Maintenant avec tous les usages “en ligne” que tu cites très justement, la moindre déconnexion devient effectivement bloquante, et pas que parce que tu peux plus envoyer des mails.
Le problème c’est que entre temps:
Alors quand c’est en ligne, et que l’interface change un tant soit peu tous les 3 mois…. (Dernièrement, celle de l’URSSAF, et oui ! )
Avant, c’etait pas forcément un drame, mais avec les versions en ligne des softs…
Et se voir remboursé que quelques centaines d’euros 6 mois après, ça ne compense pas.
Du coup le sentiment des gens que j’en retire, c’est 1) un sentiment de prise d’otage (toujours bon pour les relations commerciales comme chacun le sait) , et 2) une défiance, voir dégoût de l’outil informatique, qui certes rends des services mais dont la “magie” peux les laisser tomber du jour au lendemain .
Bien sur je parle ici des petites sociétés (TPE, PME) dont le métier n’est PAS l’informatique et qui n’ont pas les moyens de se payer un service info ou une boite externe juste pour maintenir un NAS et une poignée de postes sous windows 7 (dans le meilleur des cas, je rencontre encore _beaucoup_ de XP… , pour un linuxien ça fait mal)
Les autres ont pas de problème : Les opérateurs indépendant se battent pour elles , pour leur fournir de la VOIP, de la télémaintenance, du SaaS , ….
C’est con que la 1ère catégorie représente encore plus de 80% des sociétés (et donc des besoins) en France.
Et on parle même pas des particuliers, qui pour un nombre (certes faible mais croissant) travaillent de chez eux, et qui ont donc besoin d’un accès fiable pour accéder aux mêmes applications que ci-dessus.
Le 02/04/2017 à 09h06
@Ob : La fiabilité, c’est lié en grande partie à la boucle locale cuivre de plus en plus délaissée. Sur la fibre, globalement, ça tourne sans trop de soucis (voire aucuns).
Ton analyse est vraiment juste est pertinente : les télécoms deviennent avec le Cloud, l’élément de choix critique pour une entreprise. Se planter d’opérateur et se risquer à devoir faire appel à un support médiocre pour profiter simplement d’un “prix” est un risque majeur pour une boite.
Pour le maintien d’un NAS et d’un petit parc de TPE/PME, il y a de plus en plus de solutions intéressantes.

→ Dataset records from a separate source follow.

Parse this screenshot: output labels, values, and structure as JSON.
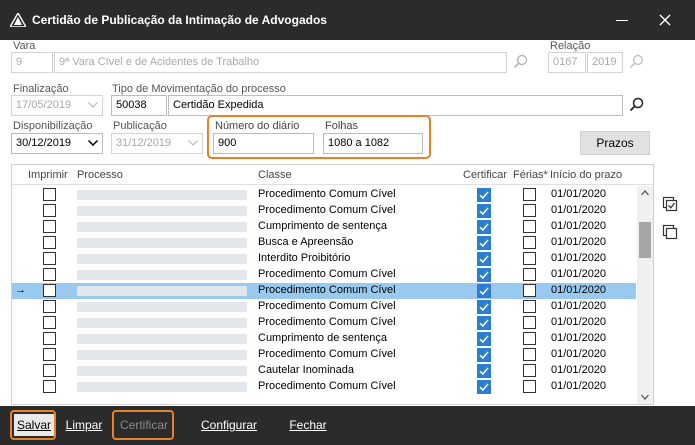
{
  "window": {
    "title": "Certidão de Publicação da Intimação de Advogados"
  },
  "vara": {
    "label": "Vara",
    "code": "9",
    "name": "9ª Vara Cível e de Acidentes de Trabalho"
  },
  "relacao": {
    "label": "Relação",
    "number": "0167",
    "year": "2019"
  },
  "finalizacao": {
    "label": "Finalização",
    "value": "17/05/2019"
  },
  "tipo_mov": {
    "label": "Tipo de Movimentação do processo",
    "code": "50038",
    "name": "Certidão Expedida"
  },
  "disponibilizacao": {
    "label": "Disponibilização",
    "value": "30/12/2019"
  },
  "publicacao": {
    "label": "Publicação",
    "value": "31/12/2019"
  },
  "numero_diario": {
    "label": "Número do diário",
    "value": "900"
  },
  "folhas": {
    "label": "Folhas",
    "value": "1080 a 1082"
  },
  "prazos_button": "Prazos",
  "grid": {
    "columns": {
      "imprimir": "Imprimir",
      "processo": "Processo",
      "classe": "Classe",
      "certificar": "Certificar",
      "ferias": "Férias*",
      "inicio": "Início do prazo"
    },
    "selected_pointer": "→",
    "rows": [
      {
        "classe": "Procedimento Comum Cível",
        "inicio": "01/01/2020"
      },
      {
        "classe": "Procedimento Comum Cível",
        "inicio": "01/01/2020"
      },
      {
        "classe": "Cumprimento de sentença",
        "inicio": "01/01/2020"
      },
      {
        "classe": "Busca e Apreensão",
        "inicio": "01/01/2020"
      },
      {
        "classe": "Interdito Proibitório",
        "inicio": "01/01/2020"
      },
      {
        "classe": "Procedimento Comum Cível",
        "inicio": "01/01/2020"
      },
      {
        "classe": "Procedimento Comum Cível",
        "inicio": "01/01/2020"
      },
      {
        "classe": "Procedimento Comum Cível",
        "inicio": "01/01/2020"
      },
      {
        "classe": "Procedimento Comum Cível",
        "inicio": "01/01/2020"
      },
      {
        "classe": "Cumprimento de sentença",
        "inicio": "01/01/2020"
      },
      {
        "classe": "Procedimento Comum Cível",
        "inicio": "01/01/2020"
      },
      {
        "classe": "Cautelar Inominada",
        "inicio": "01/01/2020"
      },
      {
        "classe": "Procedimento Comum Cível",
        "inicio": "01/01/2020"
      }
    ]
  },
  "bottom": {
    "salvar": "Salvar",
    "limpar": "Limpar",
    "certificar": "Certificar",
    "configurar": "Configurar",
    "fechar": "Fechar"
  },
  "colors": {
    "titlebar": "#2b2b2b",
    "highlight": "#e8822a",
    "selected_row": "#99c9ef",
    "checkbox_checked": "#2a7fd4"
  }
}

Le problème étant que les “informaticiens” continuent de se gaver, d’où l’intérêt des managed services providers qui sont proactifs plutôt que curatifs après survenue d’un incident.

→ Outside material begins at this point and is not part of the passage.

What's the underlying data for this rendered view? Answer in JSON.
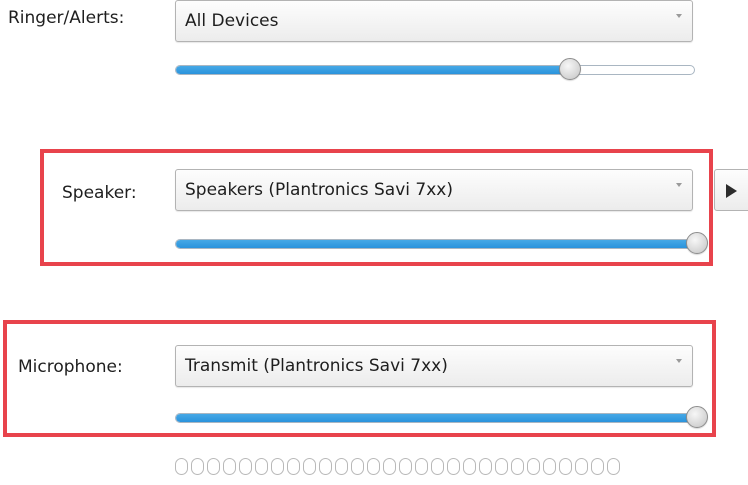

Tu as des idées d’offres qui seraient idéales pour les 80% ?
Pour les particuliers, alias les “power users” qui bossent chez eux et ont aussi besoin de garanties, ils ne sont pas prêts à payer un support renforcé. On a habitué les gens au palier des 30 euros sans leur expliquer l’intérêt d’offres diversifiées avec des niveaux de services différents et on constate le résultat sur le marché : on veut un service au top en payant le moins possible.
Clairement, les opérateurs indépendants font le job des 3 gros qui représentent “juste” … 95% du marché. CQFD.